In an era where trauma is commodified into bite-size TikTok confessions, Krzyk offers the radical opposite: a wound that never scabs, a scream that never peters out into catharsis. It reminds us that some damages are non-negotiable, that to silence another is to birth a parasite that will, in time, gnaw the host’s bones from within. And it does so with a visual lexicon so sumptuous you’ll want to freeze-frame every composition, print it on rice paper, and wallpaper your skull.

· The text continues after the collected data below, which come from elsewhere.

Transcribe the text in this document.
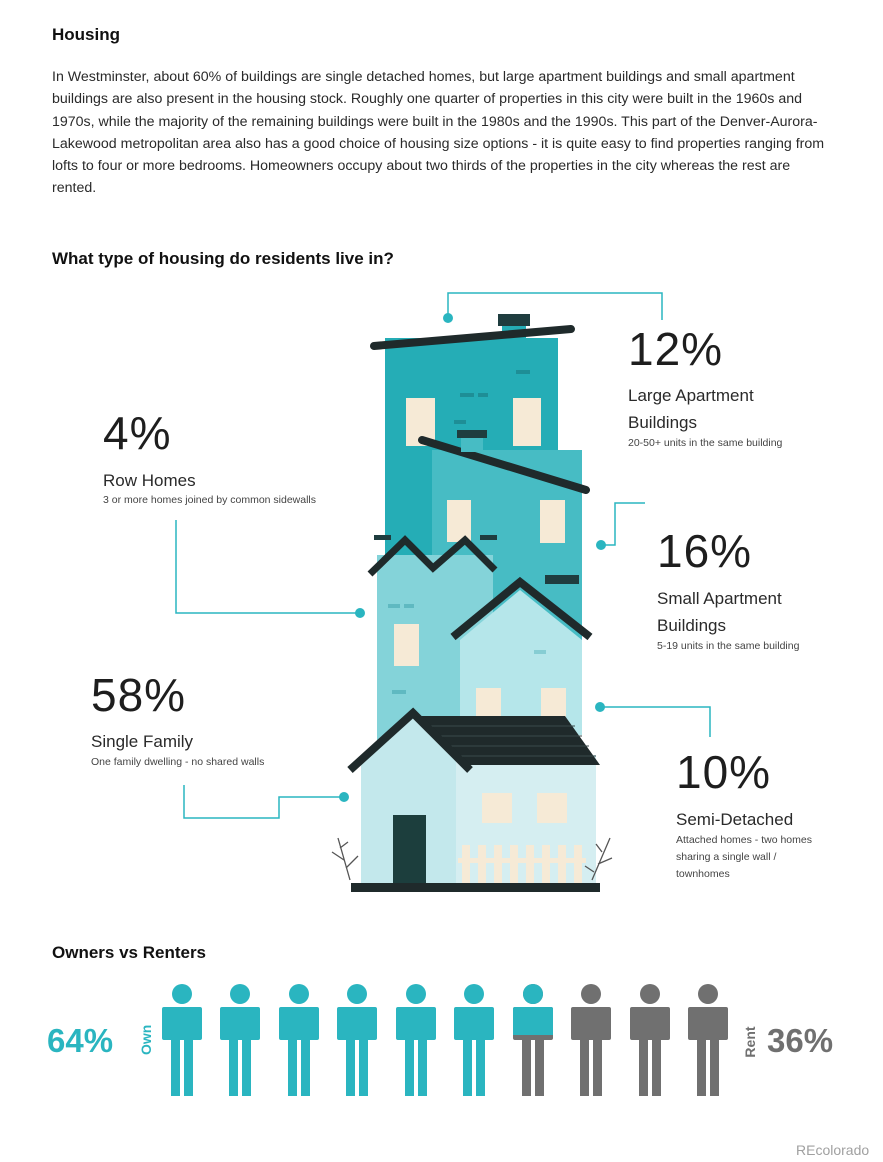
Housing
In Westminster, about 60% of buildings are single detached homes, but large apartment buildings and small apartment buildings are also present in the housing stock. Roughly one quarter of properties in this city were built in the 1960s and 1970s, while the majority of the remaining buildings were built in the 1980s and the 1990s. This part of the Denver-Aurora-Lakewood metropolitan area also has a good choice of housing size options - it is quite easy to find properties ranging from lofts to four or more bedrooms. Homeowners occupy about two thirds of the properties in the city whereas the rest are rented.
What type of housing do residents live in?
12%
Large Apartment
Buildings
20-50+ units in the same building
4%
Row Homes
3 or more homes joined by common sidewalls
16%
Small Apartment
Buildings
5-19 units in the same building
58%
Single Family
One family dwelling - no shared walls	10%
Semi-Detached
Attached homes - two homes
sharing a single wall /
townhomes
Owners vs Renters
64% Own	Rent 36%
REcolorado
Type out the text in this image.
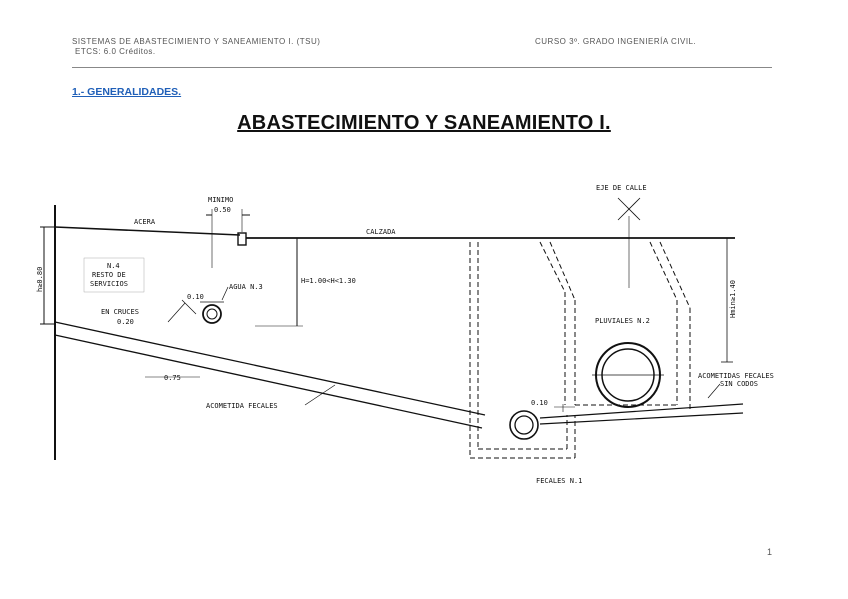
SISTEMAS DE ABASTECIMIENTO Y SANEAMIENTO I. (TSU)
ETCS: 6.0 Créditos.
CURSO 3º. GRADO INGENIERÍA CIVIL.
1.- GENERALIDADES.
ABASTECIMIENTO Y SANEAMIENTO I.
MINIMO
0.50
ACERA
CALZADA
EJE DE CALLE
h≥0.80	H=1.00<H<1.30	Hmin≥1.40
N.4
RESTO DE
SERVICIOS	AGUA N.3
0.10
EN CRUCES
0.20	PLUVIALES N.2
ACOMETIDAS FECALES
SIN CODOS
0.75
ACOMETIDA FECALES	0.10
FECALES N.1
1
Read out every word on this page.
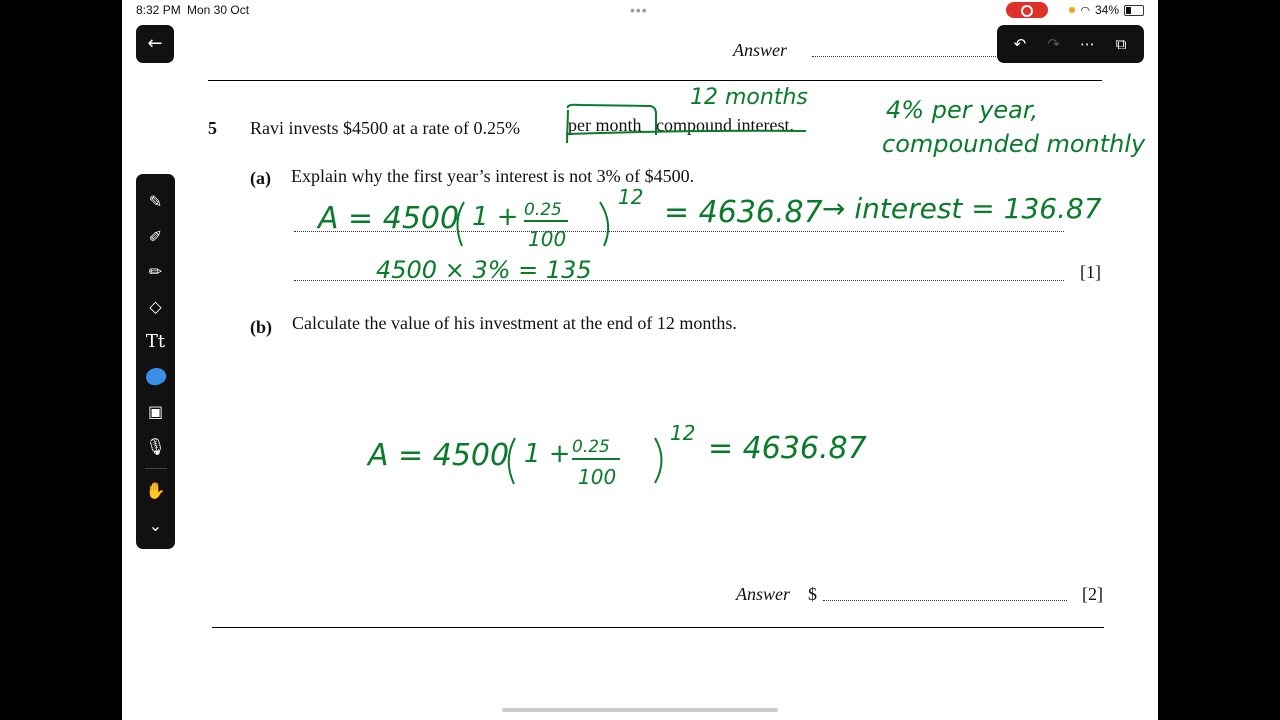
8:32 PM Mon 30 Oct	•••	◠ 34%
←	↶	↷	⋯	⧉
✎
✐
✏
◇
Tt
▣
🎙
✋
⌄
Answer
5 Ravi invests $4500 at a rate of 0.25%	per month compound interest.
(a) Explain why the first year’s interest is not 3% of $4500.
[1]
(b) Calculate the value of his investment at the end of 12 months.
Answer $	[2]
12 months	4% per year,
compounded monthly
A = 4500 1 + 0.25
100
12 = 4636.87 → interest = 136.87
4500 × 3% = 135
A = 4500 1 + 0.25
100
12 = 4636.87
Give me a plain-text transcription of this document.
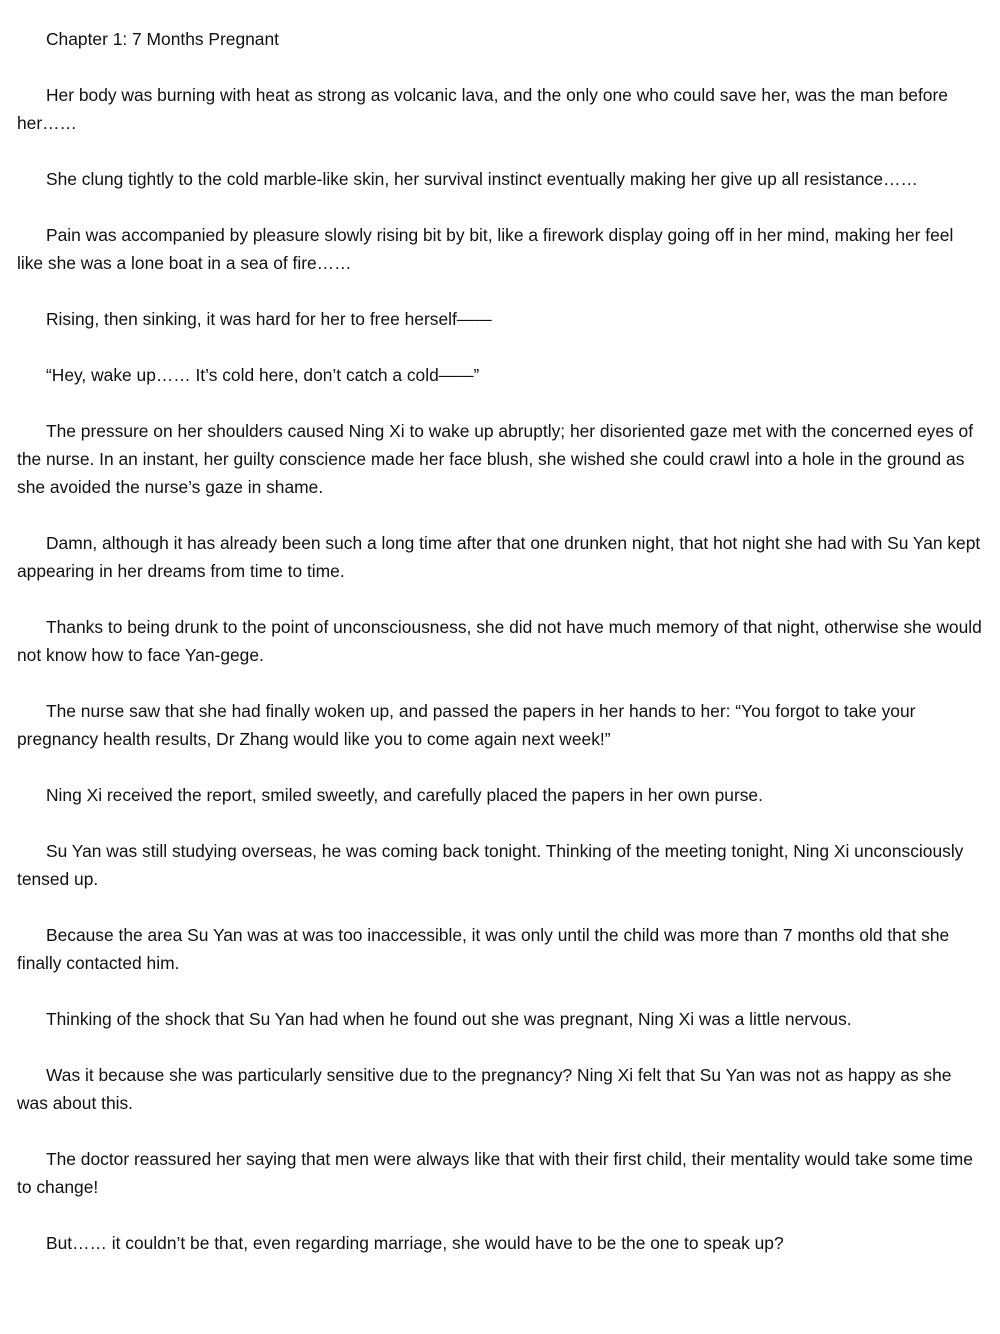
Chapter 1: 7 Months Pregnant

Her body was burning with heat as strong as volcanic lava, and the only one who could save her, was the man before her……

She clung tightly to the cold marble-like skin, her survival instinct eventually making her give up all resistance……

Pain was accompanied by pleasure slowly rising bit by bit, like a firework display going off in her mind, making her feel like she was a lone boat in a sea of fire……

Rising, then sinking, it was hard for her to free herself——

“Hey, wake up…… It’s cold here, don’t catch a cold——”

The pressure on her shoulders caused Ning Xi to wake up abruptly; her disoriented gaze met with the concerned eyes of the nurse. In an instant, her guilty conscience made her face blush, she wished she could crawl into a hole in the ground as she avoided the nurse’s gaze in shame.

Damn, although it has already been such a long time after that one drunken night, that hot night she had with Su Yan kept appearing in her dreams from time to time.

Thanks to being drunk to the point of unconsciousness, she did not have much memory of that night, otherwise she would not know how to face Yan-gege.

The nurse saw that she had finally woken up, and passed the papers in her hands to her: “You forgot to take your pregnancy health results, Dr Zhang would like you to come again next week!”

Ning Xi received the report, smiled sweetly, and carefully placed the papers in her own purse.

Su Yan was still studying overseas, he was coming back tonight. Thinking of the meeting tonight, Ning Xi unconsciously tensed up.

Because the area Su Yan was at was too inaccessible, it was only until the child was more than 7 months old that she finally contacted him.

Thinking of the shock that Su Yan had when he found out she was pregnant, Ning Xi was a little nervous.

Was it because she was particularly sensitive due to the pregnancy? Ning Xi felt that Su Yan was not as happy as she was about this.

The doctor reassured her saying that men were always like that with their first child, their mentality would take some time to change!

But…… it couldn’t be that, even regarding marriage, she would have to be the one to speak up?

So seek the best available restoration—preferably one with live accompaniment on a restored 1920s Wurlitzer capable of dipping to that 32-foot C that rattles the sternum. Sit dead center, row five. When the scream arrives, you’ll feel your own diaphragm betray you, expelling air you didn’t know you’d hoarded. And as the lights rise and you stagger onto pavement that no longer looks trustworthy, remember: the film isn’t over—it has simply transferred its tenancy from the screen to your cerebral folds. The only exit is to listen, endlessly, until empathy outshouts the original wound.

References: Warsaw Film Archive, 35mm nitrate viewing copy; Latvian State Historical Archives, Riga print inspection; Kino magazine, April 1920; Piotr Wojciechowski, Echo Chambers of Polish Silent Cinema, University of Łódź Press, 2018.